Using the Eucalyptus polybractea genome improved genetic variant identification compared to using a pseudo-reference
Authors: Swapan Chakrabarty 1; Teng Li 2; David Kainer 3; William J. Foley Foley 4; Allen Rodrigo 2; Carsten Külheim 1
Affiliations: 1) College of Forest Resources and Environmental Science, Michigan Technological University, Houghton, Michigan 49931, USA; 2) School of Biological Sciences, The University of Auckland, Auckland 1142, New Zealand; 3) Center for BioEnergy Innovation, Bioscience Division, Oak Ridge National Laboratories, Oak Ridge, TN 37831, USA; 4) Research School of Biology, The Australian National University, Canberra 2600, Australia
Keywords: Comparative genomics & genome evolution
Eucalyptus polybractea, commonly known as blue mallee is cultivated in South-Eastern Australia to produce Eucalyptus oil. Eucalyptus polybractea oil is valued for its flavor and medicinal properties. These essential oils are dominated by monoterpenes such as 1,8-cineole, and also contain some sesquiterpenes, and other volatile compounds. Using genetic markers based on genome-wide association studies may greatly enhance breeding programs aimed at improving oil yield and quality. A high-quality reference genome sequence can enable us to study the genetic architecture and identify candidate genes related to high-quality foliar essential oils. In this study, we utilized the hybrid assembly of the E. polybractea genome from both short- and long-read technology. We generated 44 Gb of Illumina HiSeq short reads and 8 Gb of Nanopore long reads, representing approximately 83× and 15× genome coverage, respectively. After polishing, the hybrid-assembled genome contained 24,864 scaffolds with an accumulated length of 523 Mb (N50 = 40.3 kb; BUSCO-calculated genome completeness of 94.3%). The genome contained 35,385 predicted protein-coding genes detected by combining homology-based and de-novo approaches. We tested if the hybrid assembled genome improved on the detection of high-quality genetic variants, compared to a published study, where we used an in-vitro generated pseudo genome reference based on the E. grandis genome edited with fixed alleles from E. polybractea.
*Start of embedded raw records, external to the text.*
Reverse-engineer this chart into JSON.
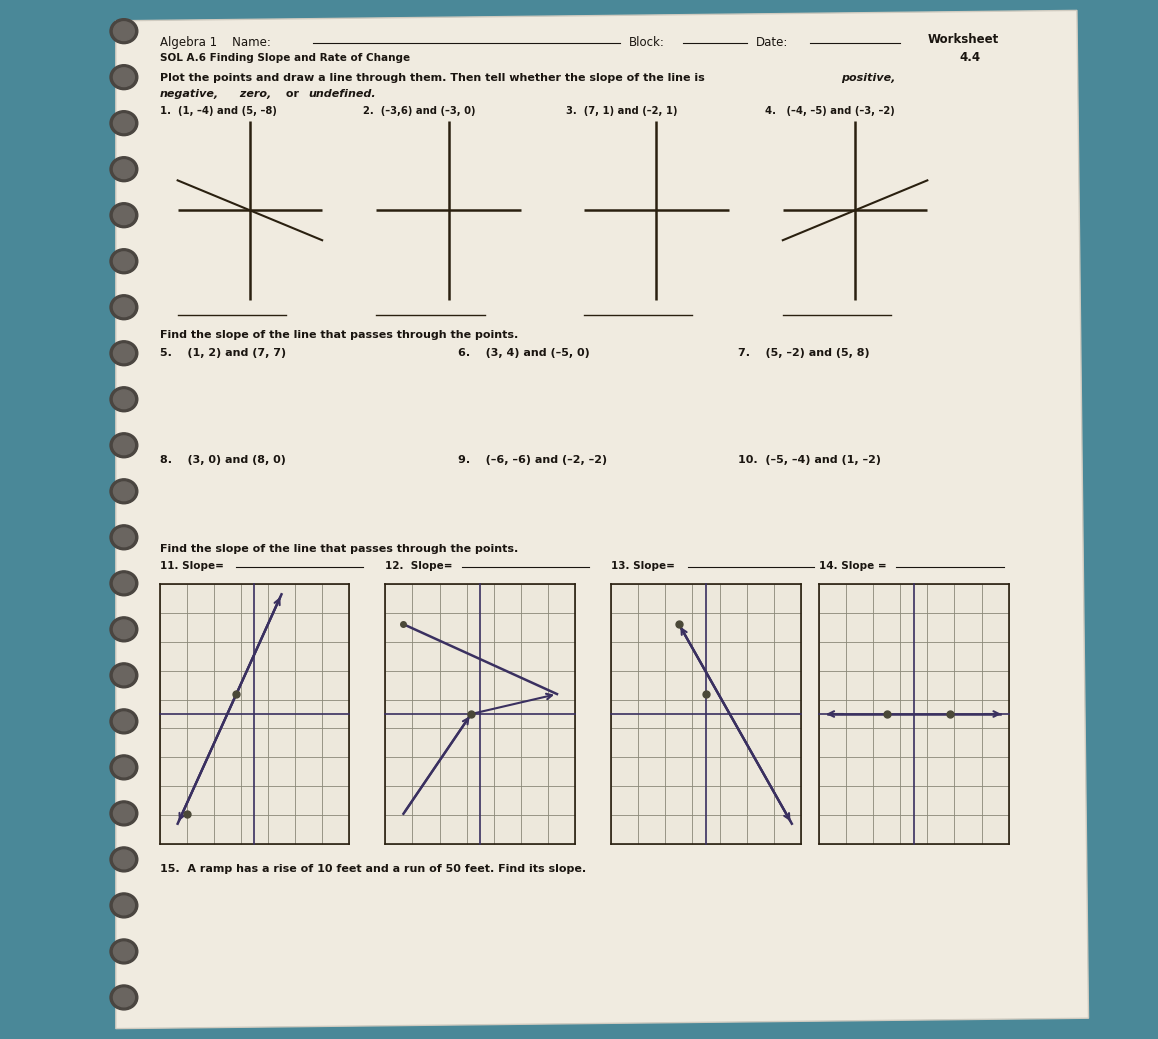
{
  "bg_color_left": "#3a6e7e",
  "bg_color_right": "#4a8e9e",
  "paper_color": "#f0ebe0",
  "shadow_color": "#d0cbc0",
  "dark_color": "#1a1510",
  "line_color": "#2a2010",
  "grid_color": "#8a8878",
  "axis_color": "#3a3828",
  "spiral_color": "#5a5550",
  "title_line1_left": "Algebra 1     Name:",
  "title_line1_mid": "Block:",
  "title_line1_right": "Date:",
  "title_worksheet": "Worksheet",
  "title_44": "4.4",
  "title_line2": "SOL A.6 Finding Slope and Rate of Change",
  "section1_line1": "Plot the points and draw a line through them. Then tell whether the slope of the line is ",
  "section1_italic": "positive,",
  "section1_line2_parts": [
    "negative,",
    " zero,",
    " or ",
    "undefined."
  ],
  "prob1": "1.  (1, –4) and (5, –8)",
  "prob2": "2.  (–3,6) and (–3, 0)",
  "prob3": "3.  (7, 1) and (–2, 1)",
  "prob4": "4.   (–4, –5) and (–3, –2)",
  "section2": "Find the slope of the line that passes through the points.",
  "prob5": "5.    (1, 2) and (7, 7)",
  "prob6": "6.    (3, 4) and (–5, 0)",
  "prob7": "7.    (5, –2) and (5, 8)",
  "prob8": "8.    (3, 0) and (8, 0)",
  "prob9": "9.    (–6, –6) and (–2, –2)",
  "prob10": "10.  (–5, –4) and (1, –2)",
  "section3": "Find the slope of the line that passes through the points.",
  "slope11": "11. Slope=",
  "slope12": "12.  Slope=",
  "slope13": "13. Slope=",
  "slope14": "14. Slope =",
  "prob15": "15.  A ramp has a rise of 10 feet and a run of 50 feet. Find its slope."
}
For this comparison we mapped cleaned reads from 480 E. polybractea samples to three reference sequences: 1. E. grandis, 2. E. polybractea pseudo reference, and 3. the hybrid assembled E. polybractea genome reference. Variants were identified from all three approaches and GWAS performed and compared. Thus, the high-quality genome of E. polybractea facilitated better mapping and identification of genetic variants that allowed us to identify candidate genes related to terpene production in E. polybractea.